Until 2002, all-wheel drive or 4WD, depending on your preference, was a common feature of many new cars, and many of them, including the Outback, also offered generous ground clearance and the ability to cross streams and roads without plowed roads. Back then, you could buy all sorts of things, and the Subaru BRAT was as different as it gets. The original seats and handles are long gone, but I`m curious if it`s still legal to install replacement seats and belts? They go up because the Bratz remote controller is sold to us all over the world, now the kids who had this remote controller are millionaires and they will spend everything to get their hands on a boy, they just try to find them agree Jim to a comment below. Over 216,000 miles and their question for $15,000. What a joke and insult to us in the car collector community. The seller must return to the field of facts. A 1983 Subaru Brat is the choice of the day. The truck is advertised on ClassicCars.com by a specialized dealer in Alsip, Illinois. Nathan Stevens, 18, was driving his 1980 roast. Joel Harris, 16, sat in front of Stevens. Echevarria lay in the back, in a seat behind the driver.

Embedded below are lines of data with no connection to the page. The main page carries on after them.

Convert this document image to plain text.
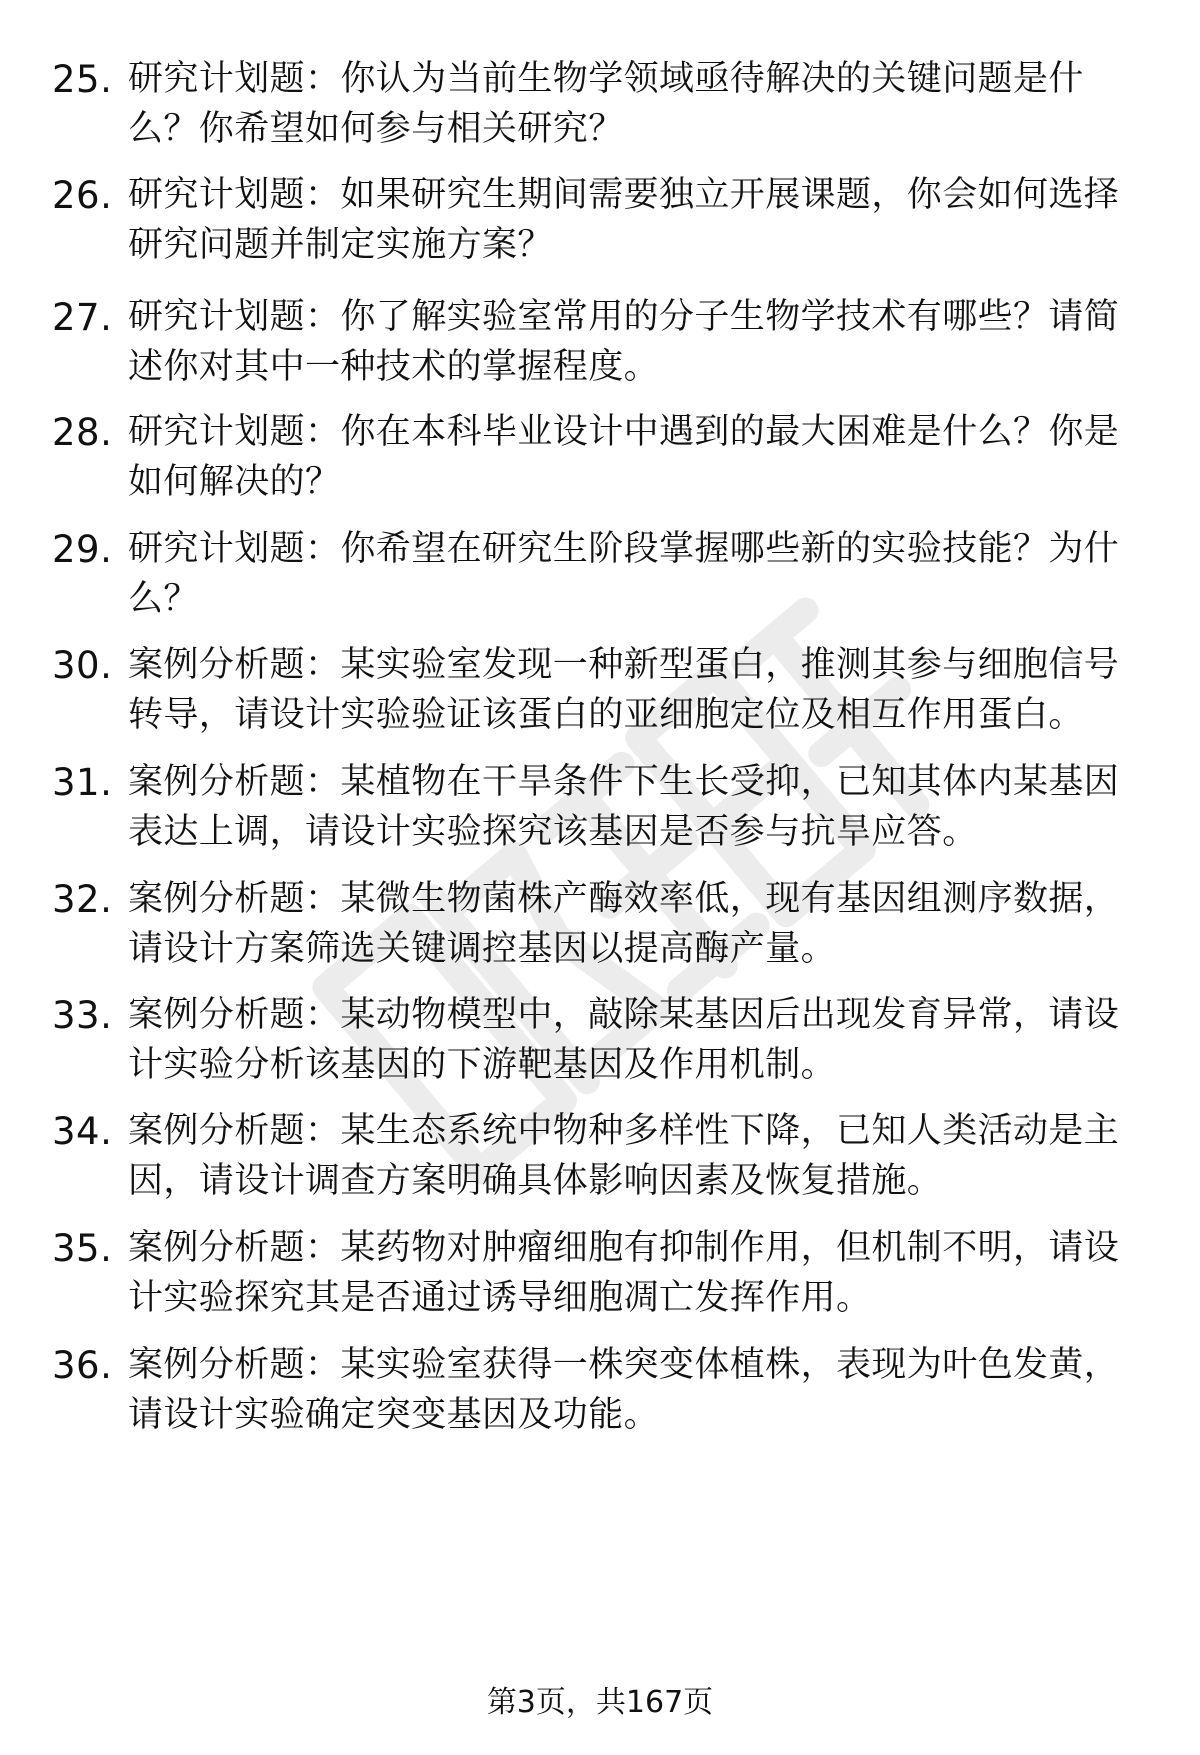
25. 研究计划题：你认为当前生物学领域亟待解决的关键问题是什
么？你希望如何参与相关研究？
26. 研究计划题：如果研究生期间需要独立开展课题，你会如何选择
研究问题并制定实施方案？
27. 研究计划题：你了解实验室常用的分子生物学技术有哪些？请简
述你对其中一种技术的掌握程度。
28. 研究计划题：你在本科毕业设计中遇到的最大困难是什么？你是
如何解决的？
29. 研究计划题：你希望在研究生阶段掌握哪些新的实验技能？为什
么？
30. 案例分析题：某实验室发现一种新型蛋白，推测其参与细胞信号
转导，请设计实验验证该蛋白的亚细胞定位及相互作用蛋白。
31. 案例分析题：某植物在干旱条件下生长受抑，已知其体内某基因
表达上调，请设计实验探究该基因是否参与抗旱应答。
32. 案例分析题：某微生物菌株产酶效率低，现有基因组测序数据，
请设计方案筛选关键调控基因以提高酶产量。
33. 案例分析题：某动物模型中，敲除某基因后出现发育异常，请设
计实验分析该基因的下游靶基因及作用机制。
34. 案例分析题：某生态系统中物种多样性下降，已知人类活动是主
因，请设计调查方案明确具体影响因素及恢复措施。
35. 案例分析题：某药物对肿瘤细胞有抑制作用，但机制不明，请设
计实验探究其是否通过诱导细胞凋亡发挥作用。
36. 案例分析题：某实验室获得一株突变体植株，表现为叶色发黄，
请设计实验确定突变基因及功能。
第3页，共167页
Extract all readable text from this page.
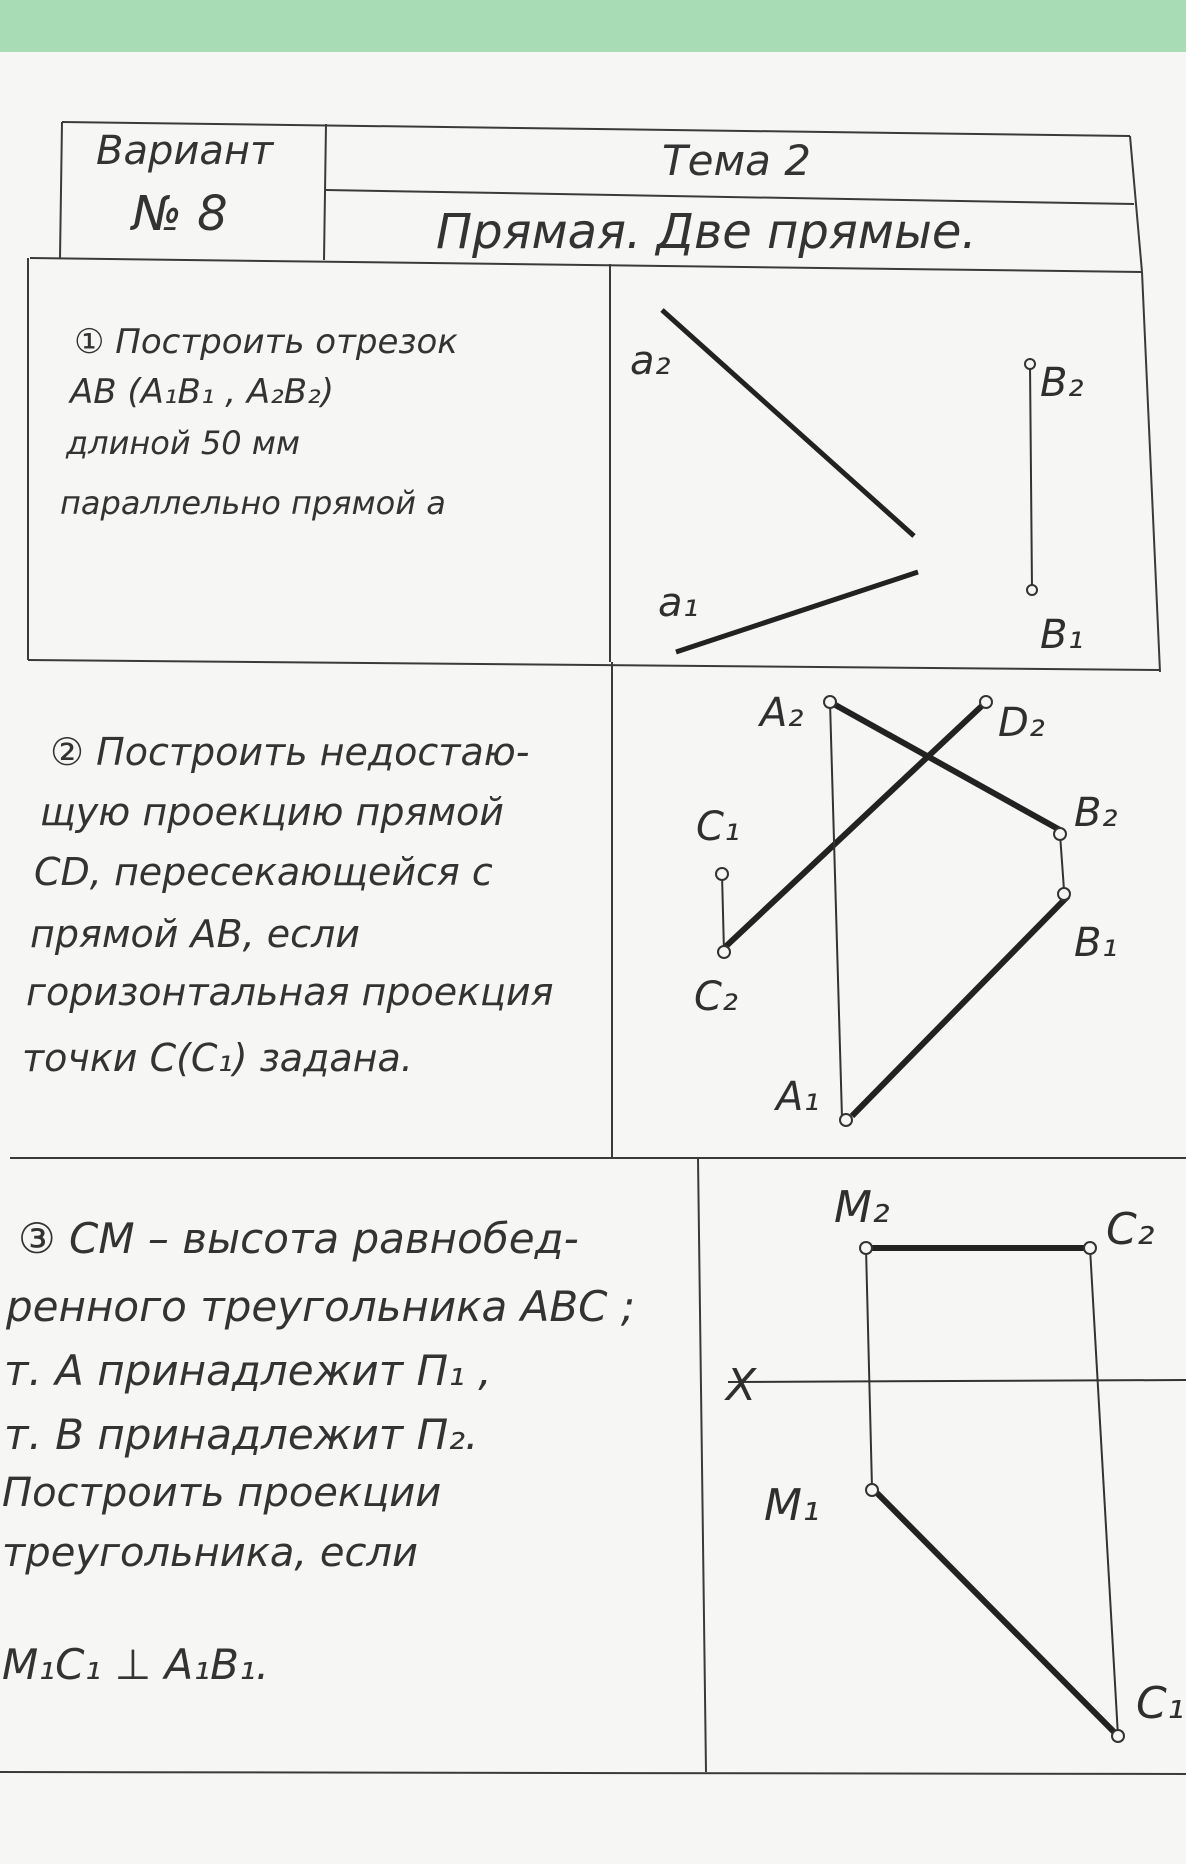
a₂
a₁
B₂
B₁
A₂	D₂
B₂
C₁
B₁
C₂
A₁
M₂	C₂
X
M₁
C₁
Вариант
№ 8
Тема 2
Прямая. Две прямые.
① Построить отрезок
AB (A₁B₁ , A₂B₂)
длиной 50 мм
параллельно прямой a
② Построить недостаю-
щую проекцию прямой
CD, пересекающейся с
прямой AB, если
горизонтальная проекция
точки C(C₁) задана.
③ CM – высота равнобед-
ренного треугольника ABC ;
т. A принадлежит П₁ ,
т. B принадлежит П₂.
Построить проекции
треугольника, если
M₁C₁ ⊥ A₁B₁.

Steinbrecher said Subaru saved up to $100 million on the more than 80,000 roasts imported into the U.S. from 1978 to 1985 — when it removed the rear-facing seats. But that was in 1977 and the fastest car on the road that year was a 6.6-liter Trans Am with 200 horsepower, which, on a power per liter, wasn`t much more powerful than the Soobie`s 1.6-liter engine. BRAT, all in capital letters, was short for Bi-Drive Recreational All-Terrain Transporter. It superficially resembled other small imported pickups from the 70s, such as the Datsun 620 and similar models from Toyota (SR5), Mazda (B210) and Chevy (via Isuzu) in the wind. The “chicken tax” hit trucks with only two seats, which at the time were almost exclusively small import models. These models did not offer today`s usual configurations with extended and double cab. When he left the hospital the following March, Echevarria was almost completely paralyzed, said his mother, Patricia Echevarria, 43.

She said he could barely speak and couldn`t hold his head high. Once solid 145 pounds, it weighs only 86 pounds. In the early 80s, a second generation Targa-Top version was introduced. It also had other characteristics, such as: ; a spring-loaded hidden door for lateral walking in the loading area; and a spare tire under the hood. BRAT was a popular model for Subaru, but its days were numbered when the cult of security metastasized into a national religion. You are right. $15 Big is a lot. But asking isn`t always getting, but you never know. There is always someone who has a sentimental attachment to that particular vehicle.

By adding the extra seats in the bed, BRAT called itself a passenger car rather than a “light truck,” and so Subaru circumvented the chicken tax due to a happy formality. The automaker was also able to sell the BRAT at a lower price than other two-seater competitors who had factored the cost of the tax into their MSRP.